The undulating dynamic of birth, death, and rebirth permeates the fabric of existence. It is true for me and for you, as well.

Born of a father of Irish heritage and a mother with French Canadian roots, my early years found me siding with the outsider and the oppressed.

As a young man, I felt a resurgence of energy and engagement with the advent of Vatican Council II, with its emphasis on aggiornamento and its proclamation of the relevance of the Church in the modern world. I saw a possibility that marvelous things could happen as a fresh aliveness flowed into the hearts and minds of many.

In my work with community organization, I saw that people could learn to act freely and achieve what is possible for them to do, as well as make this freedom available for others. Later, when I experienced creation spirituality, another significant dimension of the puzzle fell into place. Through evolutionary science, I began to understand that the events of my life—a reality that is true for all of us—have prepared me for what’s next.

A new vehicle for awareness and engagement discovered its place in my soul as I beheld the sequence of a relevant faith, self-deliverance, and the ability to act. I rejoiced to discover the journey of the soul in justice. My early inclinations were reaffirmed by the realization that my personal identity could find its fullest expression in work that brings balance, harmony, and peace to people and the planet.

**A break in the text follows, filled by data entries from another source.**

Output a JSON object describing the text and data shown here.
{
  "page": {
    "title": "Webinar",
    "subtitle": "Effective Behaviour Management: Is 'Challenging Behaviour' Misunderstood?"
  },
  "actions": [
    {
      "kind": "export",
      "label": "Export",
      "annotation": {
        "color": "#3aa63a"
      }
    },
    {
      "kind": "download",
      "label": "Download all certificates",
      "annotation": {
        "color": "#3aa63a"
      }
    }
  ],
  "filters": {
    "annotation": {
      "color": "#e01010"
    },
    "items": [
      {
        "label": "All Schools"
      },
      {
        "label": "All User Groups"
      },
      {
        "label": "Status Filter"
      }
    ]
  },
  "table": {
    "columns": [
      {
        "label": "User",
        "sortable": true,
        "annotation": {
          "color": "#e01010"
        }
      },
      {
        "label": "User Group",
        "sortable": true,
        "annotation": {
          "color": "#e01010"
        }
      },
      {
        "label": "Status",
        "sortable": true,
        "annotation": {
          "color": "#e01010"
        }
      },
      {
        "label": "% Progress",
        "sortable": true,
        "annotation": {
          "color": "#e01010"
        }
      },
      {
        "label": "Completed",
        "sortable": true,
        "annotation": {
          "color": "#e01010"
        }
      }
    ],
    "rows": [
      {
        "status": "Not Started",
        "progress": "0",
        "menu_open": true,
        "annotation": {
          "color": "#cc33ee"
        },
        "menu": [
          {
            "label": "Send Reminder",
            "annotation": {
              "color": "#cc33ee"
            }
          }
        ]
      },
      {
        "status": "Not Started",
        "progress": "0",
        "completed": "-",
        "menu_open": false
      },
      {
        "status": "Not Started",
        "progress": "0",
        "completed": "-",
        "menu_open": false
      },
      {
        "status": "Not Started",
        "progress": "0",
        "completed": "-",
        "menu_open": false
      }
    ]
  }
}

I began to experience my life as a Christian in way that healed the division between how I understood my life to be and how I would want it to be. I embraced the realization that God is not an object to be prayed to but rather an enveloping, visible sacred presence that permeates every molecule of existence.

In awakening to the realization of the divine in all things, I was able to contemplate the origins of things and the fourteen billion history that has brought us to where we are now. I could give expression to each new moment of existence as it pulsates among us and draws us into life. It is a life of adventure, risk, and the promise of an ever-present now.